Blood Red

For today, anyway. What a whirlwind. She just dropped Sabrina and her friends at a bat mitzvah in Great Neck, and someone else’s mom is picking them up at midnight. She ran to the mall with Samantha to get a birthday gift for a friend, then delivered her and the gift and a trio of other girls to the birthday girl’s sleepover. Shannon won’t be home until tomorrow and Sean won’t be home until Christmas and Kevin is still at the hospital and God only knows when he’ll be home.

She texted him earlier to make sure he’d seen the billing statement for Sean’s spring semester tuition. No response. He’s probably in the OR. She’s used to that. He nearly missed the delivery of their fourth child because he was miles away in surgery when her water broke. The contractions progressed so quickly that she was pushing by the time he got her message.

The labor room nurses reassured her that he’d be there on time for the birth—-and in the end, they were right—-but everyone else seemed more disturbed by her husband’s absence than she was.

I can take care of myself. I’ve never needed anyone there holding my hand or, God forbid, looking over my shoulder . . .

Rowan called her cell phone twice today; called the house, too. Not urgent, according to her messages.

As always, the thought of her younger sister is accompanied by an intermingling of nostalgia, affection, and deep--seated antagonism. Her relationship with Rowan is perhaps the most complicated one in her life—-and considering the state of her life at the moment, she’s in no hurry to return her sister’s call.

In the master bedroom, she folds the jeans she’d worn today back into the bureau drawer and hangs her silk blouse in her walk--in closet. She pulls on a cozy long--sleeved T--shirt, a pair of fleece--lined yoga pants, and soft yarn socks. At times like this, small doses of comfort go a long way.

Downstairs in the butler’s pantry that connects the kitchen to the formal dining room, she takes a hand--blown crystal goblet from a glass--fronted cabinet. It’s part of an elegant set of four she and Kevin received for their wedding, courtesy of his long--dead great--aunt Martha. They’d registered at Tiffany’s to please his family and Macy’s to please hers. She wound up returning nearly all the gifts from her side in exchange for store credit, which she never did use.

The irony is that she never used most of her Tiffany’s gifts, either, including these glasses. She was always afraid they would break. Tonight, who cares? Everything is fragile; everything is breaking.

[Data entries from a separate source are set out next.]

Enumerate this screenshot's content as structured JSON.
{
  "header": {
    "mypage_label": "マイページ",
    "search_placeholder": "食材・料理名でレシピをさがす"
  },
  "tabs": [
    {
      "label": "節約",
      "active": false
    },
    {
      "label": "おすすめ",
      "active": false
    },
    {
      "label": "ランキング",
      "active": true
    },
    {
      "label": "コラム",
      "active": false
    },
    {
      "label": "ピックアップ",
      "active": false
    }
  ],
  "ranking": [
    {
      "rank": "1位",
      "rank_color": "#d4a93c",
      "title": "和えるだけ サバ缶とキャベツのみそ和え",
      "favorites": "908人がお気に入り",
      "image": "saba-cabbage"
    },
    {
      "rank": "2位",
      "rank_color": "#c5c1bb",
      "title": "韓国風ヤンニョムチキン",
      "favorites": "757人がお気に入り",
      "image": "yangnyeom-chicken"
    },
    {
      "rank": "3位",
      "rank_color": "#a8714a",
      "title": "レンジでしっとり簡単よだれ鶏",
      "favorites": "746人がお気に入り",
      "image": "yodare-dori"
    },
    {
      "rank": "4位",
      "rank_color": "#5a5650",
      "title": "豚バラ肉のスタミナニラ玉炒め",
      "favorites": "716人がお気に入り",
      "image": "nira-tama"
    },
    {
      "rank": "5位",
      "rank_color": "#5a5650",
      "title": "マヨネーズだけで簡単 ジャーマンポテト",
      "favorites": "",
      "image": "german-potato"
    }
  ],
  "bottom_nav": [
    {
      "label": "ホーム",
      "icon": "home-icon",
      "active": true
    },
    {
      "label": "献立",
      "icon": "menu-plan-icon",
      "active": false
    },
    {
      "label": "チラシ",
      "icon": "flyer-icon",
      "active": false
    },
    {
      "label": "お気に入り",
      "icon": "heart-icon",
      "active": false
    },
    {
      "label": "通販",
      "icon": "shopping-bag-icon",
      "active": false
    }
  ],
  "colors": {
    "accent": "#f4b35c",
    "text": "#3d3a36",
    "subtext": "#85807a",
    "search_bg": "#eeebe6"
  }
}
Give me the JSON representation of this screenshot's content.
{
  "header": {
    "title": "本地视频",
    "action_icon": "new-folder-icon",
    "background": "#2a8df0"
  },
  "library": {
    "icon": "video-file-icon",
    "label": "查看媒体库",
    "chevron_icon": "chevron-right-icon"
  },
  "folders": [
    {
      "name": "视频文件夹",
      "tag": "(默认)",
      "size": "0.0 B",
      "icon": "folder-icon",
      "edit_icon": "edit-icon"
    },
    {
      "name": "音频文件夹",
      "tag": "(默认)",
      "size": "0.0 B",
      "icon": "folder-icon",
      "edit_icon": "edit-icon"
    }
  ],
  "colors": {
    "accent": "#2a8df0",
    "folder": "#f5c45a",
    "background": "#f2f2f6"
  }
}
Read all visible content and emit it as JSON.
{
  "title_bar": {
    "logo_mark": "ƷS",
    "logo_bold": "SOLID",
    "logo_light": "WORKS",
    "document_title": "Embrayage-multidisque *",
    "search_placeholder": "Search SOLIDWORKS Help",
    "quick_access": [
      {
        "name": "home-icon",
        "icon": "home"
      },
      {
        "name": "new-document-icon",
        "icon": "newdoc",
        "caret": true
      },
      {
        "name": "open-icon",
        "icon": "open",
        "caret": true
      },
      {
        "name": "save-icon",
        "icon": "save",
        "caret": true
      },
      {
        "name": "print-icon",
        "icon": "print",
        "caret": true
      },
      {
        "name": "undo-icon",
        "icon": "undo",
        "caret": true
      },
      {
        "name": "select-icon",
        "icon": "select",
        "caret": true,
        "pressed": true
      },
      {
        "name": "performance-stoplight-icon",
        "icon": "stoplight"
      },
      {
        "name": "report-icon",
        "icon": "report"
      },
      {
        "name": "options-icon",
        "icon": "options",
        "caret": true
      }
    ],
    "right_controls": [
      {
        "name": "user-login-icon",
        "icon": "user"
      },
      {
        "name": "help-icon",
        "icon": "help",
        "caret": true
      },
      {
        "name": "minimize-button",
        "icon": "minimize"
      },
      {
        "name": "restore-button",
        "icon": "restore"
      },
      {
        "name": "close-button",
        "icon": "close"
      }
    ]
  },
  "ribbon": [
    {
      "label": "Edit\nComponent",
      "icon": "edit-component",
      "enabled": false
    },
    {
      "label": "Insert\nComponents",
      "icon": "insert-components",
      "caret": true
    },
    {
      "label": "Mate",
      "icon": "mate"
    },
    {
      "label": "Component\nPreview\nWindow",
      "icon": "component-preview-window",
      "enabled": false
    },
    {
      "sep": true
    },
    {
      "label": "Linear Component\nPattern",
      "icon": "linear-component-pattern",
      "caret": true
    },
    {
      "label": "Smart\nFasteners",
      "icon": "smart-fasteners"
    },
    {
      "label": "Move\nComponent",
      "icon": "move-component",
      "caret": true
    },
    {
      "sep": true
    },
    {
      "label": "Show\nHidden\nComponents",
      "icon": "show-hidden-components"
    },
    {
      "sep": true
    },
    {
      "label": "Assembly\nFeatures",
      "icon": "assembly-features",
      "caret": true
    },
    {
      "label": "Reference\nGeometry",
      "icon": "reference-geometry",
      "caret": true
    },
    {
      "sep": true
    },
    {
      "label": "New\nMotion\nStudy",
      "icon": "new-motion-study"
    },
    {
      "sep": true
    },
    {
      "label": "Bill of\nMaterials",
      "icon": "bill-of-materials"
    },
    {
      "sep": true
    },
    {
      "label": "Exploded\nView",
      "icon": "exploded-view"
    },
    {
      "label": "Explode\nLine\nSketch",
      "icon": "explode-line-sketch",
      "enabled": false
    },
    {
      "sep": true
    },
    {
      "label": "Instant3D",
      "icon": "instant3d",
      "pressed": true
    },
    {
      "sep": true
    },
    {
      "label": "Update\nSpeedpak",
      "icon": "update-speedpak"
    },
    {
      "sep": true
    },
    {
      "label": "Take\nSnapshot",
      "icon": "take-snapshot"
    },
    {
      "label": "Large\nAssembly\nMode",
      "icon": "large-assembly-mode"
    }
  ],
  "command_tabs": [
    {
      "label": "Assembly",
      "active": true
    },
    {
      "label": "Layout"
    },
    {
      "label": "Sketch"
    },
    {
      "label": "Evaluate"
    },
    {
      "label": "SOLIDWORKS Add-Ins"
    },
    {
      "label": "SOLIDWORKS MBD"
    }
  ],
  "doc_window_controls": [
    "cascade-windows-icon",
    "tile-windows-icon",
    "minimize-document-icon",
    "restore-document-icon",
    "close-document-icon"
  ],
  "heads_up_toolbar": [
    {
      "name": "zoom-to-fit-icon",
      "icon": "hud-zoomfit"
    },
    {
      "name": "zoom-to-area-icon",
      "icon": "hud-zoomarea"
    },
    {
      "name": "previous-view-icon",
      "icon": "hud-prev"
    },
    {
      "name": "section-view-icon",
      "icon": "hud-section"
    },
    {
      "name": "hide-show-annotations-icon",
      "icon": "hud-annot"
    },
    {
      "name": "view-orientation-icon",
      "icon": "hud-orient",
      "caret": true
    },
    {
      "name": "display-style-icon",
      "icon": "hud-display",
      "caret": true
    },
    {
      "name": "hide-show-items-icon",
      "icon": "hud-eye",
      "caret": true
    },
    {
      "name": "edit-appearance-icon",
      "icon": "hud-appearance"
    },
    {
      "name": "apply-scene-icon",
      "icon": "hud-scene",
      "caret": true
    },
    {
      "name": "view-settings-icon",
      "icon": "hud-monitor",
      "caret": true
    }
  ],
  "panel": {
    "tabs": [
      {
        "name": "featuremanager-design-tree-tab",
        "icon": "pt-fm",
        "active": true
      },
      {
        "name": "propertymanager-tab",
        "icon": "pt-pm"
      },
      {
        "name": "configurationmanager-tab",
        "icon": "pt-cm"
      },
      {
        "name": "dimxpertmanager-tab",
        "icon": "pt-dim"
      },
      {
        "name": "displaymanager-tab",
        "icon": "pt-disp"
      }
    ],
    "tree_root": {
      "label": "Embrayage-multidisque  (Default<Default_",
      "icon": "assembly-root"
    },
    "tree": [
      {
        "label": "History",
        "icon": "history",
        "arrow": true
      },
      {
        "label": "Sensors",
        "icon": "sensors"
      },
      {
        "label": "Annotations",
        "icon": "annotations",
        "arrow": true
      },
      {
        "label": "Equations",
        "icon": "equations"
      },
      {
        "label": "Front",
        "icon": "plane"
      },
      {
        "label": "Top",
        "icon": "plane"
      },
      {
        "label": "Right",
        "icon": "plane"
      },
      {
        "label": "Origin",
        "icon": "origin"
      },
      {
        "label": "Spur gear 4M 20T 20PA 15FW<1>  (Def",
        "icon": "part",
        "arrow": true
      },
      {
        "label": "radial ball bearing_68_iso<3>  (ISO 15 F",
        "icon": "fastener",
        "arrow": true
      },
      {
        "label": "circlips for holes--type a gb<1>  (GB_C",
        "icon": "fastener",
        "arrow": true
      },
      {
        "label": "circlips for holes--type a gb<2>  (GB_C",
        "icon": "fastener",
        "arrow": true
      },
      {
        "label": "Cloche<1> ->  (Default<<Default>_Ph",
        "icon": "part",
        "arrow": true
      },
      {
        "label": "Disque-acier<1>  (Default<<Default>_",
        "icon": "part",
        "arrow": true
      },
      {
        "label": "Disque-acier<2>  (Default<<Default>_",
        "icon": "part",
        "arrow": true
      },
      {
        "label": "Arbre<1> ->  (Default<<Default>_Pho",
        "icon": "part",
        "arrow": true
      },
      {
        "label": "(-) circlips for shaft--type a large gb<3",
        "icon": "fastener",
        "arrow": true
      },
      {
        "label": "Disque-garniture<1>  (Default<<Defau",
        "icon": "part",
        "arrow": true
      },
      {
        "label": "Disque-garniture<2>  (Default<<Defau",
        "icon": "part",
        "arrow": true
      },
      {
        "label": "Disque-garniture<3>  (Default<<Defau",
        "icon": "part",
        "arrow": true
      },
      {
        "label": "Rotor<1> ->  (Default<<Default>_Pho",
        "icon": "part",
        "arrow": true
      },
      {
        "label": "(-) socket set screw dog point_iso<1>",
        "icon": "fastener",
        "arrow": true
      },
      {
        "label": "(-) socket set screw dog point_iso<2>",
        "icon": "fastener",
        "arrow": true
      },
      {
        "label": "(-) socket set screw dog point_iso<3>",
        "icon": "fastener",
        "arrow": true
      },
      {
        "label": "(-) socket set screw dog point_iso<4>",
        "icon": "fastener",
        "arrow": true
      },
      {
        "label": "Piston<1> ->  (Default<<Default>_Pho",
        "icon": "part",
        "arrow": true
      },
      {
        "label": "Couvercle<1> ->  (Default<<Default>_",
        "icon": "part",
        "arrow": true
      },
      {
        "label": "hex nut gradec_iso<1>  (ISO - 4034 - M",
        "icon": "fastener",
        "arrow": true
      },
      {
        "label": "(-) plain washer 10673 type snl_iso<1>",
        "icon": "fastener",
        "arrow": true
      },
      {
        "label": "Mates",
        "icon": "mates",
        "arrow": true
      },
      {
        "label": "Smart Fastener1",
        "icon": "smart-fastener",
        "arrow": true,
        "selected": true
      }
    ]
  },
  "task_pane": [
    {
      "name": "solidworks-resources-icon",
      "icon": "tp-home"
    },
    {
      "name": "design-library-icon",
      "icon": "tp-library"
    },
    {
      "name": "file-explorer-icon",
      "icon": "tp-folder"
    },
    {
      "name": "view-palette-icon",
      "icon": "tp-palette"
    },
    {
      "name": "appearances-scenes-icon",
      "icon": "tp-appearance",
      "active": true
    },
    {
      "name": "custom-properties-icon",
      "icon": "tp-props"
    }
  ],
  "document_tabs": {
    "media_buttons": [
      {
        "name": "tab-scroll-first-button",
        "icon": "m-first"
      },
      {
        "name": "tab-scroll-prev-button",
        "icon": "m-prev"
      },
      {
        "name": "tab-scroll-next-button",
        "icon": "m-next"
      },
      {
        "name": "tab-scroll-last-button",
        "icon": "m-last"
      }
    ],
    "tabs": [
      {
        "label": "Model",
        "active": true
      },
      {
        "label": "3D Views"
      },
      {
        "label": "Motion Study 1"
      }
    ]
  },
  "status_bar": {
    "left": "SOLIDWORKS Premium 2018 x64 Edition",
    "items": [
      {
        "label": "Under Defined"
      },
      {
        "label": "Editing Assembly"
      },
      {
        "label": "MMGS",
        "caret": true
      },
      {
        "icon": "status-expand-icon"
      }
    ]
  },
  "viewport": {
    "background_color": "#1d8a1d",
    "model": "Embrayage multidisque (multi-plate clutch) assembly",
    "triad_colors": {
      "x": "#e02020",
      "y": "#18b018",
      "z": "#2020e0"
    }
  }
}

She picks up the bottle of Pontet--Canet Bordeaux she pulled from the wine cellar when she got home and inserts a butterfly corkscrew imprinted Mundy’s Landing Wine & Liquor. She took the corkscrew from a drawer at her parents’ house after her father died. He didn’t just use the bottle opener on top to pop the caps off his beer bottles; he opened cream sodas for Noreen and her brothers and sister on special occasions.

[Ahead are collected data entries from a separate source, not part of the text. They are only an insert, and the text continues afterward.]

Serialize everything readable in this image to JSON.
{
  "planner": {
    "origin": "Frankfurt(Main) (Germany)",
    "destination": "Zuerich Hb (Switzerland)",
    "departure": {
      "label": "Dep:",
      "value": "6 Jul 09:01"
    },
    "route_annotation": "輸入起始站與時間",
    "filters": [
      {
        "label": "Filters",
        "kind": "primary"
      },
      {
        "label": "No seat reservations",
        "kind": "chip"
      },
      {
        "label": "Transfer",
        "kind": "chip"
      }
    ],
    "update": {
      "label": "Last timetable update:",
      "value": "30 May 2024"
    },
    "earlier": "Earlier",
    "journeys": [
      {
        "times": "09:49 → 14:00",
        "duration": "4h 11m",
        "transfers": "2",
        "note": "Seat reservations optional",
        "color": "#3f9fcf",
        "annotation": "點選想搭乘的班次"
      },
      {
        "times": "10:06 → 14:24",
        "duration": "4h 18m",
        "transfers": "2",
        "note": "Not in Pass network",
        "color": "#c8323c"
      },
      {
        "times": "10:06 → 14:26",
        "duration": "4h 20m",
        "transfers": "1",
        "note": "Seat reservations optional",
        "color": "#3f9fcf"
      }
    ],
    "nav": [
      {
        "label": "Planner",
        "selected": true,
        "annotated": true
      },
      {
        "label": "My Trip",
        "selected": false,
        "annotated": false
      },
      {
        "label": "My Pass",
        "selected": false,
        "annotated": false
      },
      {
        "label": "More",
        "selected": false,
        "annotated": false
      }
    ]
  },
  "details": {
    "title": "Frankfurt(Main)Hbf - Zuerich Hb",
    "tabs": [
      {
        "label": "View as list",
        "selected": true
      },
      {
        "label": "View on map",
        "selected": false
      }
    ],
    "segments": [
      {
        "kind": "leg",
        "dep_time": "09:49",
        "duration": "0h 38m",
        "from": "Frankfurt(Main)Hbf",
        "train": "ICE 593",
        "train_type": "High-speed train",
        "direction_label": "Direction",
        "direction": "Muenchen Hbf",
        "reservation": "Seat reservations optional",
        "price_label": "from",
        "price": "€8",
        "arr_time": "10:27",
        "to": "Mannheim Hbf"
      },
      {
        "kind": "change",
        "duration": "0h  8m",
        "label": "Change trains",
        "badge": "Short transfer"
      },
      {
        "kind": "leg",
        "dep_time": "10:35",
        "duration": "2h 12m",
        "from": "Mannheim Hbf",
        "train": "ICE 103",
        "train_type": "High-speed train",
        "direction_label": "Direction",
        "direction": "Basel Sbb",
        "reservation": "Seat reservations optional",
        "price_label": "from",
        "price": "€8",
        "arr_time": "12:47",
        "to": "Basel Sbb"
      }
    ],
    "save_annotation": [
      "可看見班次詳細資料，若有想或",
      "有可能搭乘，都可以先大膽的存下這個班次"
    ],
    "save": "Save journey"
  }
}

She made sure Rowan didn’t see her pocket the corkscrew that day as they were cleaning out the kitchen—-not because she thought her sister might want it, but because she didn’t want Rowan to know that she did.

She twists the cheap corkscrew into the cork and pulls, gratified when it glides out with a slight, almost celebratory popping sound.

She really should let the Bordeaux breathe, and she really shouldn’t be drinking alone, but to hell with rules tonight. She tucks the corkscrew back into a drawer beneath a stack of linen dish towels, pours some wine into her crystal goblet, and sips.

She plunks the glass on the counter a little too hard, but it doesn’t crack. Nor does her face, when she allows a smile to touch her lips for the first time all day.

There, see?

Better already.

Sometimes, you can discover more about a stranger just by watching her from afar for a little while than you’ll ever know about loved ones.